Video created using found footage and Glitch Studio FX, arranged in CapCut and edited in iMovie.

Comments

  • Relaxing and very nice composition…
    I like what you’re doing!

  • Nice track.

    Minor corrections: A tesseract is the 4-dimensional analog of a cube, not a cube existing in 4 dimensions (any everyday cube already exists in at least 4 dimensions). Also, a cube would be considered euclidean (not non-euclidean) geometry.

    You're welcome! 😜

  • edited June 2023

    @SevenSystems : I knew there was a reason why I failed my maths O Level! :) I’ll be sure to pass your observations along to Mr Lovecraft. Let’s put it this way: I didn’t even understand your explanation.
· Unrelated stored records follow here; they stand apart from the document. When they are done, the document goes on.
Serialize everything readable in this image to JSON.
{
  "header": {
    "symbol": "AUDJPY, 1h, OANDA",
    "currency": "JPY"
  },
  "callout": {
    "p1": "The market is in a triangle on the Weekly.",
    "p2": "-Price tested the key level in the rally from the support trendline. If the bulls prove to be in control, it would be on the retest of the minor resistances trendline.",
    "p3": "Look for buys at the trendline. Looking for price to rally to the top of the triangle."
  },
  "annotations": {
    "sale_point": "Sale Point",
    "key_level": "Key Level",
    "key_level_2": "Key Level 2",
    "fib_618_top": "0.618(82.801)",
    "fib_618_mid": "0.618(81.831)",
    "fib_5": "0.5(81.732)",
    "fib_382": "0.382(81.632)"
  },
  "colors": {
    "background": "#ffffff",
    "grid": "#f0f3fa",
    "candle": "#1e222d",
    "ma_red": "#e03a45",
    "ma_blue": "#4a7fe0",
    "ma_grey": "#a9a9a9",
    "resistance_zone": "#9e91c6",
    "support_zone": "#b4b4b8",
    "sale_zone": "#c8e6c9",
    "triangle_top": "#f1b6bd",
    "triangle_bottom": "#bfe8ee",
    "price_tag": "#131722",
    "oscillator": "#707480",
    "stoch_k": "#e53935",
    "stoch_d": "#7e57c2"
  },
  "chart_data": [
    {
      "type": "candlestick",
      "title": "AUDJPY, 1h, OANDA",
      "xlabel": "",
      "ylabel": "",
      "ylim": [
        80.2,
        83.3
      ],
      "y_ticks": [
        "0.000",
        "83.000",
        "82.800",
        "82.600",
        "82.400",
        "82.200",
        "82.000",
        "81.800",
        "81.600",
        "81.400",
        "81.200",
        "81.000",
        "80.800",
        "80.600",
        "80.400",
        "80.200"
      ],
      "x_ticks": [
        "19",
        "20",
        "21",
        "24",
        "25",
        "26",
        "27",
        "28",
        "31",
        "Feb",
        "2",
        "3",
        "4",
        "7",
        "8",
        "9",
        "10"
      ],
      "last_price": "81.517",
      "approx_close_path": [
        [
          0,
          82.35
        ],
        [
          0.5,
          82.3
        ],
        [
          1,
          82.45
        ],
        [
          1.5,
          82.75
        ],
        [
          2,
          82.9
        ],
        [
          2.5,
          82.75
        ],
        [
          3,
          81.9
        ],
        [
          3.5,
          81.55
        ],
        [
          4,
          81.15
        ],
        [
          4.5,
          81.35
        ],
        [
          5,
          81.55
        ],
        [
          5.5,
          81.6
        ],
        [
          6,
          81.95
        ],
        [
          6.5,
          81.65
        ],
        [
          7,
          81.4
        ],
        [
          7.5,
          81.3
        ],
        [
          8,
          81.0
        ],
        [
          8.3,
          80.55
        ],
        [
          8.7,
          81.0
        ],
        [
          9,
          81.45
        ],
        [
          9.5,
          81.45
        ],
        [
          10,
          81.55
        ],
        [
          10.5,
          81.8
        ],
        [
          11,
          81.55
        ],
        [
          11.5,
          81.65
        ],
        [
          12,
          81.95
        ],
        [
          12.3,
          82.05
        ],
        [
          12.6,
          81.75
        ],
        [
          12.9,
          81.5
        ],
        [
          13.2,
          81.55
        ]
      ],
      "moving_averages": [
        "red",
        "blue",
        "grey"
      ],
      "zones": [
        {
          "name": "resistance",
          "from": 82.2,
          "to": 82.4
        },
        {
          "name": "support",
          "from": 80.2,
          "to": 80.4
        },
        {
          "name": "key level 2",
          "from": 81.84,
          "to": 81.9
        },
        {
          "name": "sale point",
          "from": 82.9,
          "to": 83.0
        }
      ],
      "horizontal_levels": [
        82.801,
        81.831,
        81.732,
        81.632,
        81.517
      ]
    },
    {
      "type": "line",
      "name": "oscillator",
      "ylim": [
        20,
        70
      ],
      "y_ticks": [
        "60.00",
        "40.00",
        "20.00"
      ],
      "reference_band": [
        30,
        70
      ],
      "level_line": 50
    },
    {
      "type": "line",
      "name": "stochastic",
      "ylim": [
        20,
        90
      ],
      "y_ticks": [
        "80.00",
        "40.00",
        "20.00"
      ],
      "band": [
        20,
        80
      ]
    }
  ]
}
I just thought the word ‘tesseract’ sounded cool. At least I’m not alone in my lack of comprehension:

    “…originally non-Euclidean geometry is about what would happen if straight lines did not behave as Euclid thought (for example, a triangle with three straight edges could have angles not adding up to 180°… and we do not really know whether they do add up to 180° in our real world, maybe they don’t, but our instruments are not precise enough). It is more accurate to say that a sphere is a model of non-Euclidean geometry. This is a model where straight non-Euclidean lines are modeled by curved Euclidean lines (great circles). Models are useful to explain a mathematical structure or prove that it makes sense, but they should not be taken literally (like you should not say that movies with airplanes are bad because your model airplane does not fly; or that the set of real numbers is countable because there is a countable model of ZFC): for a being living inside a non-Euclidean space, this triangle would have all its edges straight. Specialists and communicators often gloss over this difference (and consider “non-Euclidean” and “curved” to be essentially the same thing —because they behave the same when seen from the inside), but this seems to be confusing to non-specialists.” - https://zenorogue.medium.com/h-p-lovecraft-and-non-euclidean-geometry-414aef9feac0

    Yes. Yes, it does.

    *See also Robert Heinlein’s ‘…And He Built A Crooked House.”:

    http://homepages.math.uic.edu/~kauffman/CrookedHouse.pdf

    “ Now pay attention. You open up one corner of the first cube, interlock the second cube at the corner, and then close the corner. Then take eight more toothpicks and join the bottom of the first cube to the bottom of the second, on a slant, and the top of the first to the top of the second, the same way…”

    Or even:

    As a commentator notes: “You show me a 4D object in a 3D world on a 2D screen, and I am trying to understand it with my 1D brain.”

  • Very nice track...love it, even if I don't know how many dimensions it has! B)

  • A definite shift in direction in your recent creations… I liked it (and the video) .

  • Really like this. Looks like your piano excursions are paying off, and I like the textures.